La plantilla de Tubos Reunidos en Amurrio denuncia la "manipulación" y el "chantaje" por parte de la empresa
La mayoría del comité de empresa de Tubos Reunidos en Amurrio denuncia una campaña de presión y desinformación en torno al conflicto laboral y asegura que la huelga indefinida continuará

La plantilla de Tubos Reunidos en Amurrio denuncia la "manipulación" y el "chantaje" por parte de la empresa. / Dani Rivera

Los trabajadores de Tubos Reunidos en Amurrio han denunciado este viernes en Bilbao que las adscripciones voluntarias para alcanzar las 301 salidas de la empresa no han sido por "libre decisión" sino "forzadas y tomadas bajo la presión, el miedo y el chantaje organizado por la dirección de la empresa".
Han asegurado que se está ocultando el verdadero problema: la destrucción de empleo y el riesgo para el futuro industrial de la empresa.
"Se quiere trasladar la idea de que el problema ya no existe y que quienes siguen oponiéndose, lo hacen contra la voluntad de la plantilla" ha criticado la delegada de ELA en Amurrio, Zuriñe Miranda. "Ese relato es falso, interesado y profundamente injusto".
Un relato falso, interesado e injusto
Así lo han sostenido durante una concentración en el exterior del Palacio Euskalduna donde el BBVA, accionista de la compañía, celebraba su anual junta de accionistas y durante el quinto día de huelga indefinida iniciada este pasado lunes como rechazo al ERE y al resto de medidas planteadas por la empresa, como el cierre de la acería alavesa.
Los miembros del comité de empresa, integrado por ELA, LAB y ESK, han denunciado en primer lugar las cargas contra los concentrados por parte de la Ertzaintza, incidentes que se han salido con uno de los trabajadores que ha sido identificado y al que, tal y como han criticado, "se le van a abrir diligencias cuando estábamos pacíficamente protestando".
Defender el futuro de la industria
Por eso, han defendido que mantendrán la huelga y seguirán reclamando la retirada del ERE y la apertura de una negociación real.
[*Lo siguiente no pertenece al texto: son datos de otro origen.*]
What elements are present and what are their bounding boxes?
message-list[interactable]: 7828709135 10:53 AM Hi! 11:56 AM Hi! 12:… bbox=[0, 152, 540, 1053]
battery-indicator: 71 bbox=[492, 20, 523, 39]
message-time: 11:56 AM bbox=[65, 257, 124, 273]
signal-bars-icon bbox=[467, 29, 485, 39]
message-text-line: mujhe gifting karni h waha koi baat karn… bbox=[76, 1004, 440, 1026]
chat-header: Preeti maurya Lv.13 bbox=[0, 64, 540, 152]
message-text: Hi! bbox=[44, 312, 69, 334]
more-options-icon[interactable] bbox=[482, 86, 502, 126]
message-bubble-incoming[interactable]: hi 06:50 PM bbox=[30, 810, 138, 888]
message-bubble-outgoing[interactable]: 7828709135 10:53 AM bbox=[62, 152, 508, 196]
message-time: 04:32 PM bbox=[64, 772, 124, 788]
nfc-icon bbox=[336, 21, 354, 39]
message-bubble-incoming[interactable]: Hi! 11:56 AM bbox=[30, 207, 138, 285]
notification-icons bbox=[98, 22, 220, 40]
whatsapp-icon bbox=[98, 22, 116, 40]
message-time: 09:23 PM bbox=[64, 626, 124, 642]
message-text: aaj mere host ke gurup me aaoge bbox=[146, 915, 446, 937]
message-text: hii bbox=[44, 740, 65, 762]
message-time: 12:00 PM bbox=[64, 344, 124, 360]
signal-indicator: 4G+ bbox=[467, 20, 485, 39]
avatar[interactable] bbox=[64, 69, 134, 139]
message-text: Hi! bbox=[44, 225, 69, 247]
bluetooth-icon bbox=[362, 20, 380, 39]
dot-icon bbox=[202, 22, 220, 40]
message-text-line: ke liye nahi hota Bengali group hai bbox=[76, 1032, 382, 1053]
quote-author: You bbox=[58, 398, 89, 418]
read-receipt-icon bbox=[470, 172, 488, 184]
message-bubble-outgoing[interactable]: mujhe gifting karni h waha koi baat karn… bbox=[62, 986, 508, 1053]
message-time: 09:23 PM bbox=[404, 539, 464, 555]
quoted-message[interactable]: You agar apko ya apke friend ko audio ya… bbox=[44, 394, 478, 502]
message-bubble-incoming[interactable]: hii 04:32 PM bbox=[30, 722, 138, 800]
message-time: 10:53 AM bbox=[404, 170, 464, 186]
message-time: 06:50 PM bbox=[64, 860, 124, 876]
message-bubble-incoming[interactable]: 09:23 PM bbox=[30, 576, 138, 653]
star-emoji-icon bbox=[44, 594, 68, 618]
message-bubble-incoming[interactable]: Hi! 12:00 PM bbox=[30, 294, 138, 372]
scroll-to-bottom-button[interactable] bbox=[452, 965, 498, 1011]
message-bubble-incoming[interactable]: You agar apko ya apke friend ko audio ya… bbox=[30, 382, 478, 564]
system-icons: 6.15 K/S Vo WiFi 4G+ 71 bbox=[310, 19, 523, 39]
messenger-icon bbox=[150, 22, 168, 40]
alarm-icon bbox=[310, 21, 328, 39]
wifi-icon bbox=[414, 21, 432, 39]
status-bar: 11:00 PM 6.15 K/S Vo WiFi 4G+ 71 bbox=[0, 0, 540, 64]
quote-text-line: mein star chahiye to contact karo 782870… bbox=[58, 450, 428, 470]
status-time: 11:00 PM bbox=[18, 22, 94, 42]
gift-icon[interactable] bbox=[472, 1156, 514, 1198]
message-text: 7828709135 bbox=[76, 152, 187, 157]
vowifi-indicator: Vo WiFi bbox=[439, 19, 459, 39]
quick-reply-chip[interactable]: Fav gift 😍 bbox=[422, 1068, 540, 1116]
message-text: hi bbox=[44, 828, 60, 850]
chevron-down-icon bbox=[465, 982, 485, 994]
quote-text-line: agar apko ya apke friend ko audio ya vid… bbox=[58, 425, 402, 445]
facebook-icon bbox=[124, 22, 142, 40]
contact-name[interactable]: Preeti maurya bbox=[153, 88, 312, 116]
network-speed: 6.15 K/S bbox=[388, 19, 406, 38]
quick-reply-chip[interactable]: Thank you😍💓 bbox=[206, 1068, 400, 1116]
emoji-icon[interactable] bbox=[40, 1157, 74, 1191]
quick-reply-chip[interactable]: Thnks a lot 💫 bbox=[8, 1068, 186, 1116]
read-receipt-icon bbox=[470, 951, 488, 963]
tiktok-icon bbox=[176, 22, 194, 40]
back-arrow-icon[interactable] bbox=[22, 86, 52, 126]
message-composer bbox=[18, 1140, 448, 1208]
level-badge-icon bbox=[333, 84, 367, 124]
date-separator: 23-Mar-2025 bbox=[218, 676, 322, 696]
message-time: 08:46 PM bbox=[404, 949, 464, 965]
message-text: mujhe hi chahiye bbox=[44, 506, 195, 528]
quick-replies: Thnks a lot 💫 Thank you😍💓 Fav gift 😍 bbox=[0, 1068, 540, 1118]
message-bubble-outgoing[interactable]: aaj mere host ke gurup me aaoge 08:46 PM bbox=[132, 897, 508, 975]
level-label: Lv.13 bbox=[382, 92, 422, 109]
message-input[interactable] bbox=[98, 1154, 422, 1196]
También han criticado el papel de las instituciones y han pedido responsabilidades a la empresa y a sus accionistas.
Los sindicalistas han reiterado que con las medidas que plantea la empresa "no se garantiza" el futuro de Tubos Reunidos y han lamentado que la dirección "haya ignorado" la propuesta sindical de retirar el ERE y abrir un proceso de negociación "real" sobre el futuro de la empresa.
Si se quiere "participación, transparencia y actuar de buena fe" en este asunto, han asegurado, "el camino" pasa por retirar el ERE y "abrir un proceso de negociación real con los comités de ambas plantas, sin chantajes, sin presiones y sin coacciones".